Using the Jetson-TK1 and it’s custom NVIDIA build opencv library I’ve written a piece of code that demosaics a Bayer image and resizes it using two methods:
Regular cv::gpu::GpuMat
cv::gpu::CudaMem with ALLOC_ZEROCOPY
I would expect the second method to be much faster as it makes use of the unified memory architecture in the TK1. But it’s 35% worse! Can anyone explain why that is? Also, when I disable both the resize and the demosaic the second method performs faster.
Yes I’m sure. From Data Structures — OpenCV 2.4.13.7 documentation you can see the function canMapHostMemory() which returns true on TK1. Furthermore CudaMem::createGpuMatFromHeader() would not work if it didn’t.
But yeah I really don’t understand why its performance is worse. It should be better since less copying is going on.
Did you max out the CPU and GPU clocks before doing the performance tests? By default they are adjusted frequently based on the load and on short tests they can be basically anything between 100 Mhz and 2000 MHz.
NVIDIA is considering posting a more detailed answer, but for now I can give you some hints.
“Zero-copy” in Tegra K1 (UVM-Lite) makes some CUDA kernels faster and some kernels slower. My guess is that regular color conversions are typically faster with zero-copy, whereas Bayer formats would be slower since it accesses pixels in an irregular pattern.
Zero-copy removes the delay of transferring memory between CPU & GPU, but in Tegra K1 the zero-copy memory won’t be cached as well as regular GPU memory.
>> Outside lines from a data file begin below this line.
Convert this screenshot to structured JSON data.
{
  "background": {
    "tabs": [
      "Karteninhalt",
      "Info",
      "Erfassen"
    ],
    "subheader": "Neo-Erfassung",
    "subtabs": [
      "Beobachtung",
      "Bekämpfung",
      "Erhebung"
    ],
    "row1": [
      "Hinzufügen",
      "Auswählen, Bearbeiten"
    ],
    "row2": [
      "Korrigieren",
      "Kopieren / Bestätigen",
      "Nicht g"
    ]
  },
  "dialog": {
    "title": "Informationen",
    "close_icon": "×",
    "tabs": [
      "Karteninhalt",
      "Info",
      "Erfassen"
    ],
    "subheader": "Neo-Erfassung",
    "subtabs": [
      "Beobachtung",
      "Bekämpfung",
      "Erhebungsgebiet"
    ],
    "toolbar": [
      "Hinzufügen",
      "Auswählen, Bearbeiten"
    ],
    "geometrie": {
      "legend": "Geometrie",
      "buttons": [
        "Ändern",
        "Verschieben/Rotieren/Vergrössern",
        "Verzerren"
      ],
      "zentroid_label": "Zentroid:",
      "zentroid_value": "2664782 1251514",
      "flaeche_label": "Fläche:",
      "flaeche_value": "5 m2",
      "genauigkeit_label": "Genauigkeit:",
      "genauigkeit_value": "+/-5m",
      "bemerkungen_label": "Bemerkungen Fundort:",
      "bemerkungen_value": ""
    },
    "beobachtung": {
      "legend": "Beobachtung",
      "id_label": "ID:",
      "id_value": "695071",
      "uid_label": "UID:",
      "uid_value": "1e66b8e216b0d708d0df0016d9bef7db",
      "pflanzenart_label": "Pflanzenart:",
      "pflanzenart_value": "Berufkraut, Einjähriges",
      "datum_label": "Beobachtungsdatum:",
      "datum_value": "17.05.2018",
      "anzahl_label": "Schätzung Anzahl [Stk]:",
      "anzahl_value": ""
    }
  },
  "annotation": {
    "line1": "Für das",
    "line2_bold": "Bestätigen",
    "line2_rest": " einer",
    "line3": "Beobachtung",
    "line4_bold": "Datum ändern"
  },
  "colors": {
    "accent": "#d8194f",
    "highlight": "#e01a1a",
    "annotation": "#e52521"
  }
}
So zero-copy is more likely to be faster in small simple kernels that don’t access the same group of pixels more than once, while the traditional method is more likely to be faster in large complex kernels that access the same pixels many times.
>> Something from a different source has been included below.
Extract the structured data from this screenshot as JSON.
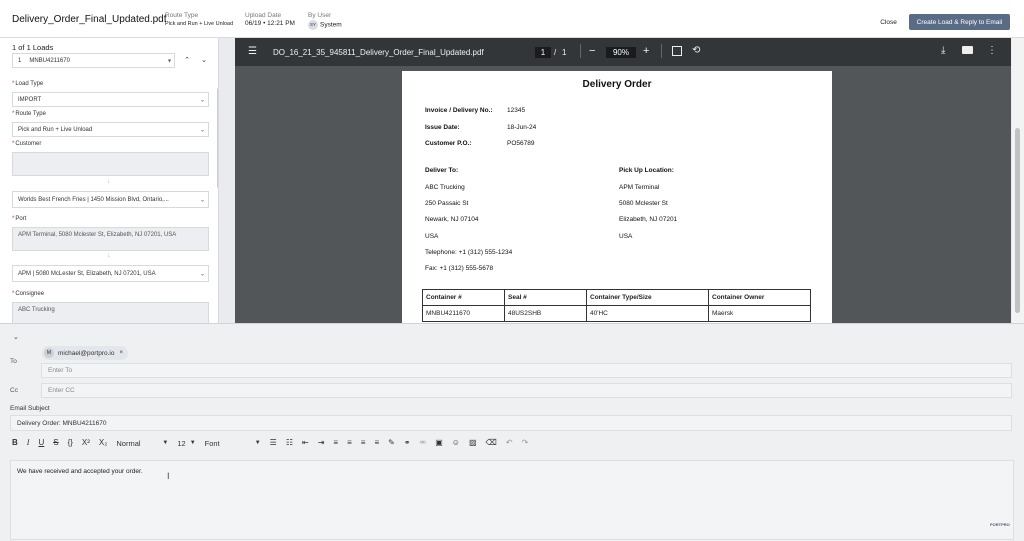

I don’t have much experience with zero-copy myself, but here are some notes that might help tweak the memory performance for Tegra K1.
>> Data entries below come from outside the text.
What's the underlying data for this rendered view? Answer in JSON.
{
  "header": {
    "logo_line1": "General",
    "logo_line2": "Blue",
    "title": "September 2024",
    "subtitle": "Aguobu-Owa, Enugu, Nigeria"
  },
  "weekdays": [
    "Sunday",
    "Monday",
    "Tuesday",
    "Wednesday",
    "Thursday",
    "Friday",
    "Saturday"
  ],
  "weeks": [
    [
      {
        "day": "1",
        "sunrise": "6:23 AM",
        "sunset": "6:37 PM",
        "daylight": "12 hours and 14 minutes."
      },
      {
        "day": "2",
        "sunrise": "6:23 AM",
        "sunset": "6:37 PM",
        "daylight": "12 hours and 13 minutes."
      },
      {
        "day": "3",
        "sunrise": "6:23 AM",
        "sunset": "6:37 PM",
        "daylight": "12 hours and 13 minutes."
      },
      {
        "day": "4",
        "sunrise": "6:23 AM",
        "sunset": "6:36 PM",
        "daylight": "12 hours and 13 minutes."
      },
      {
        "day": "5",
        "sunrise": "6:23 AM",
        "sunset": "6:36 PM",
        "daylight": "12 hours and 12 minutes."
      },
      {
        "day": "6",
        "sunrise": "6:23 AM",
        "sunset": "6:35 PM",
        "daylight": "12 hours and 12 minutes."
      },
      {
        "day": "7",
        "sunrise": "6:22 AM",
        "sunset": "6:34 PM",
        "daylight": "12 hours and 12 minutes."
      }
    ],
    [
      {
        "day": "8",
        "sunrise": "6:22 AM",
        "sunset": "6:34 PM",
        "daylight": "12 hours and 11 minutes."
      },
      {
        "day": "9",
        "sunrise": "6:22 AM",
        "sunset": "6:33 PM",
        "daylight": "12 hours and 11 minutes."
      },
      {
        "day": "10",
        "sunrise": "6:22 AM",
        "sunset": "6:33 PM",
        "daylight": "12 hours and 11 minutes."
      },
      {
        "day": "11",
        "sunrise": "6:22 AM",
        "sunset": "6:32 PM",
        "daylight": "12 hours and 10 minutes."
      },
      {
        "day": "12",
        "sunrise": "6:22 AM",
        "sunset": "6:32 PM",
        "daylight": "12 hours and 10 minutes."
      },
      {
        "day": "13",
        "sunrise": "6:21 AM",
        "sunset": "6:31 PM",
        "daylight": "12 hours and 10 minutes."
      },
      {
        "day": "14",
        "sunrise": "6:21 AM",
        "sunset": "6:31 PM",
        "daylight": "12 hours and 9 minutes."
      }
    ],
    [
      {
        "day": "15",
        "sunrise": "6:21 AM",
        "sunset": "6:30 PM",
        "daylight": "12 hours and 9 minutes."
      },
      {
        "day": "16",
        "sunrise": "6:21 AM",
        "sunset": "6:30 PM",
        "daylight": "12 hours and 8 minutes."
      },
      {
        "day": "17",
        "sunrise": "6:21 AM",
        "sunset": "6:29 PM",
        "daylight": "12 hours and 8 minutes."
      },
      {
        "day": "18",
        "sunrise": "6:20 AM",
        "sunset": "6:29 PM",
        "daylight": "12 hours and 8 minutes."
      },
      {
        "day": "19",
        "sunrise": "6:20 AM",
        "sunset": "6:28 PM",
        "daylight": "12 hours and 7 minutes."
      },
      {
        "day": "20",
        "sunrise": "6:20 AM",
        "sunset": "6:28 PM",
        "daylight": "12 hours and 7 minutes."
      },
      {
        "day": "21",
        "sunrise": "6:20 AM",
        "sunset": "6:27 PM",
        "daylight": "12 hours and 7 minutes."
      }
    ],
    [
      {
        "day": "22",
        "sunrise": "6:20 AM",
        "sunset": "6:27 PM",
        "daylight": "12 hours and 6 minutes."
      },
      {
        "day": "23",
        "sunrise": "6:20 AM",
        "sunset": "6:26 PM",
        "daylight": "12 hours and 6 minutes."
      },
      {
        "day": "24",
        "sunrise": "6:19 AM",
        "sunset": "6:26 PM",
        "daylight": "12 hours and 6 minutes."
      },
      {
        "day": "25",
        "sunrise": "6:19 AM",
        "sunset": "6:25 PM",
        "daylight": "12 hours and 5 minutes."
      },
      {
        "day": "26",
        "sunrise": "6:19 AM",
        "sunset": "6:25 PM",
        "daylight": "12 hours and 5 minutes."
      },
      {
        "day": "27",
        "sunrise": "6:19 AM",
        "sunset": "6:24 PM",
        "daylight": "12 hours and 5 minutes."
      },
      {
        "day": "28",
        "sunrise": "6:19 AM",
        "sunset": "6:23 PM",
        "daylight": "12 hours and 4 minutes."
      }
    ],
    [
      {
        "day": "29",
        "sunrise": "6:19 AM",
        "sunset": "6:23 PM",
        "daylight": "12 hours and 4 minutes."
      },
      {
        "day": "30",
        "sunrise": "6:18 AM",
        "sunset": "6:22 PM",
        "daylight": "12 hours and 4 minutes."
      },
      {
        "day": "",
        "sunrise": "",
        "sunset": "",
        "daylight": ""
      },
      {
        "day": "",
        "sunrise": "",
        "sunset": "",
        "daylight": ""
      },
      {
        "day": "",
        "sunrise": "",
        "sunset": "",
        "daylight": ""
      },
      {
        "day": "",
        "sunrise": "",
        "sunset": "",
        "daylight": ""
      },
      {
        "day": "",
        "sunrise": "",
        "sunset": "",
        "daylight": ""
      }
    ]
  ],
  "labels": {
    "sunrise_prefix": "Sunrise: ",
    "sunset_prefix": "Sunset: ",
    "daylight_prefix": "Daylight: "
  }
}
Using UVM-Lite on Tegra K1 (ie: allocating memory using “cudaMallocManaged()” from the UVM Lite API, to get a memory pointer that works on both CPU & GPU):
Don't modify the same memory on CPU & GPU at the same time. One potential strategy is to copy data into a second buffer, then while the CPU is processing 1 buffer, get the GPU to process the other buffer, they can run in parallel.
Launching a CUDA kernel will flush ALL caches used by both the CPU GPU.
Try using pinned memory pages instead of regular (pageable) memory, as this is often faster in Tegra K1.
I haven’t done a detailed empirical study but in my experience it’s faster to use pinned memory at the input & output of your processing chain and for all intermediate stages use buffers allocated via cudaMalloc( … ).
So far managed memory seems good for convenience rather than raw performance. Perhaps this will change or is not true for certain use cases.
Sorry for my late response, I only saw your reply recently.
I was under the impression that the TK1 does not have regular GPU memory? As such I don’t see why cudaMallocManaged() won’t be cached as well. Can you elaborate?
Thank you very much for your reply I’ll revisit my code given your suggestions and look forward to the more detailed answer from NVIDIA!